Simmons’ bumper snagged one of the fence poles and combined with the muddy ground in the depression, caused the car to flip onto its side. It slid into the water at high speed, coming to an abrupt halt about twenty feet or so in, where the resistance of the displaced water overcame the momentum. It fell over onto its top upside down and disappeared from sight . . .
“Shit, they’re drowning! Let’s just get the hell out of here!” Lefty shouted again. Bypassing cars were pulling off the road from both directions to render assistance.
“Wait!” Skinhead said, “The belts! We have to blow them. If one of them were to survive, they’d give up our cover. We can’t allow the belts to be found intact.”
He pressed the “DETONATE” button.
The explosion threw glass, metal, mud, and water in all directions, including body fragments. The trio rushed away without looking back to increase their distance.
“That explosion wasn’t as powerful as it should have been.” Skinhead said. “One or two of the collars didn’t blow.
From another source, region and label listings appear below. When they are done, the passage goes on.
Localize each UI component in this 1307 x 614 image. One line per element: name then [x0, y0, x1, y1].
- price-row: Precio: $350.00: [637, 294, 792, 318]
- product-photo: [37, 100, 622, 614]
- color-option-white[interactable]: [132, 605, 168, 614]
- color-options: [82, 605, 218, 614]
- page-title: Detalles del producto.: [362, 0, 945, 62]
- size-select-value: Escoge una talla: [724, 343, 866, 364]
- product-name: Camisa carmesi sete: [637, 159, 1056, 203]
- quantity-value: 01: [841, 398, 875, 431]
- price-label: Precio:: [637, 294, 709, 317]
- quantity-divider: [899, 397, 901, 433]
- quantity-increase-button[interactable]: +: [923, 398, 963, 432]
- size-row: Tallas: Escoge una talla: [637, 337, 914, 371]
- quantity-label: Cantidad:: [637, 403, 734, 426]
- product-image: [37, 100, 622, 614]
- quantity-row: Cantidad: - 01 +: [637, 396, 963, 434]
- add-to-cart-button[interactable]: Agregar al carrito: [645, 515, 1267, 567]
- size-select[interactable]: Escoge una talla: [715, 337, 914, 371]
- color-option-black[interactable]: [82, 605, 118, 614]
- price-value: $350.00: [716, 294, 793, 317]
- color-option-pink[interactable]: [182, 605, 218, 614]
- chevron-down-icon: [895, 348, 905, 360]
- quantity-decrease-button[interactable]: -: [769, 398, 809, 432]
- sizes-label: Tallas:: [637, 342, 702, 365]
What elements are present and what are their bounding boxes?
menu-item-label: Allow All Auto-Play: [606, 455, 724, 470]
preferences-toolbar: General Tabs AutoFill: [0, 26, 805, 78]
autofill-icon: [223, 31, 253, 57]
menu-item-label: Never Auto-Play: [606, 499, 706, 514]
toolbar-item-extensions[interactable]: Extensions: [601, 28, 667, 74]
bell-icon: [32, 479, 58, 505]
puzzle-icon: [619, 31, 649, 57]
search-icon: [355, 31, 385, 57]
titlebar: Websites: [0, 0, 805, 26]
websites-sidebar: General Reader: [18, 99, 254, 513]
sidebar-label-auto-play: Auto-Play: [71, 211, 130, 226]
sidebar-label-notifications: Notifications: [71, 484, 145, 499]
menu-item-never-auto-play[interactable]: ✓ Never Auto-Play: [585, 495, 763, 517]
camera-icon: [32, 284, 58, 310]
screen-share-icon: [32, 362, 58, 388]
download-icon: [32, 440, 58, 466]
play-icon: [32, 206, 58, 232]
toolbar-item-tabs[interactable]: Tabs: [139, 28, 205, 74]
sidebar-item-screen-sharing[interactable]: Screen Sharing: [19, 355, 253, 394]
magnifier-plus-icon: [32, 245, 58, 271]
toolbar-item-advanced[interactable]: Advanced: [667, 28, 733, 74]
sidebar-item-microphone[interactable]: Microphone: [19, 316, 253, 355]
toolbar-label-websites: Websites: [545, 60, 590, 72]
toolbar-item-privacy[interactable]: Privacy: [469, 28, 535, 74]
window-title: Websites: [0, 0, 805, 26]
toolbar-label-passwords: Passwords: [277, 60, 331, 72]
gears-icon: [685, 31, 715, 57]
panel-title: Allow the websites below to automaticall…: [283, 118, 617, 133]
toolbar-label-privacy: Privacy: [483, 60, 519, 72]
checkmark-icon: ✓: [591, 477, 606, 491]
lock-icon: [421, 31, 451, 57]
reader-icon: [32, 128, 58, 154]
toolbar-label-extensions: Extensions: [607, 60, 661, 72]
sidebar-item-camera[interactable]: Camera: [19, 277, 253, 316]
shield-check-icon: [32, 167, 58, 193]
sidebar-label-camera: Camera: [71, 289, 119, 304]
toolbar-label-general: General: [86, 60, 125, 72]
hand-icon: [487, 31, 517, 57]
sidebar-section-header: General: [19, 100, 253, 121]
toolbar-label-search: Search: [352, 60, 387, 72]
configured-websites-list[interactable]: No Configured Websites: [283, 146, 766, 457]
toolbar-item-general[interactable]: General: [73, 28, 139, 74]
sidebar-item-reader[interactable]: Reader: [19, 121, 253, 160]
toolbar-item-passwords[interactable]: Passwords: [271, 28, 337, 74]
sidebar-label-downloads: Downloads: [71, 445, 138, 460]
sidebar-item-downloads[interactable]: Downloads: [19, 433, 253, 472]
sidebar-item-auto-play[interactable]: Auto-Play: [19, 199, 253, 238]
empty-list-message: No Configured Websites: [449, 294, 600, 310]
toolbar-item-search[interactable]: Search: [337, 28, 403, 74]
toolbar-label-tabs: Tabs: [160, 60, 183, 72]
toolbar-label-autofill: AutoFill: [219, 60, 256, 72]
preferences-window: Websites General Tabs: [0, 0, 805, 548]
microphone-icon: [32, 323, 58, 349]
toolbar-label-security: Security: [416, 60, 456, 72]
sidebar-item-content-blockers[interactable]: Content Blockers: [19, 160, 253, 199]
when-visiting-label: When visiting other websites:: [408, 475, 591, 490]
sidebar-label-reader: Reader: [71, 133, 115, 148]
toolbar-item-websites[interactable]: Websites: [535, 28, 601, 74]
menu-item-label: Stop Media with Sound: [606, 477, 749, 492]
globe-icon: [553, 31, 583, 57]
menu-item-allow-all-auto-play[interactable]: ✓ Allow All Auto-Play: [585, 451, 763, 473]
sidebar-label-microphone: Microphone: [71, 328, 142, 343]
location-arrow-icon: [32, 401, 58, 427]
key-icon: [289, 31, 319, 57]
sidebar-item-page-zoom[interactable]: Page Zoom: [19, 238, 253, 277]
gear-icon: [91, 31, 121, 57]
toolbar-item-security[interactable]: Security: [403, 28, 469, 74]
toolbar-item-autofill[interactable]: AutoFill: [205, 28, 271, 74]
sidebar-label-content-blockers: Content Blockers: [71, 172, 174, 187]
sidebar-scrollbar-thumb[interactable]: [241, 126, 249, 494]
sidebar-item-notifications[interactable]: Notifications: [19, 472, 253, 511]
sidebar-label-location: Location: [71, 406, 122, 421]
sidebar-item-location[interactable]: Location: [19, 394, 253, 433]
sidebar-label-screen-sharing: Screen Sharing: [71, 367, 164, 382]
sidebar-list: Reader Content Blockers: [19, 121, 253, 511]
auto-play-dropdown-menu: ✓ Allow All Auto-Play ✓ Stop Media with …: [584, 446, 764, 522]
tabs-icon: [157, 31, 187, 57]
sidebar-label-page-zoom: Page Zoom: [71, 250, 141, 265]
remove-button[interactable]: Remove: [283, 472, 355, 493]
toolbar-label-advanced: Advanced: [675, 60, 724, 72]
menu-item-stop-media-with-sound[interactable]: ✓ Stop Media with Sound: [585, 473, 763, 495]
They must have gotten wet.”
“It doesn’t matter. Just one was more than sufficient to tear them up,” the Chief exclaimed.“Keep moving. We have two minutes, thirteen seconds.”
A couple of miles farther, they heard the Milk Truck detonate in a horrific blast, throwing an enormous cloud of smoke, dust, and debris high into the sky.
“Damn, what a spectacle!” Lefty shouted.
They pulled to the side of the road, jumped from the car and watched as the cloud began to spread downwind, carrying death with it.
“That Milk Truck driver’s blown to bits!” Lefty laughed aloud.
“You’re a racist son-of-a-bitch, you know that?” The Chief scorned.“This wasn’t about him.”
“No, but it was still a helluva ride to the other side!”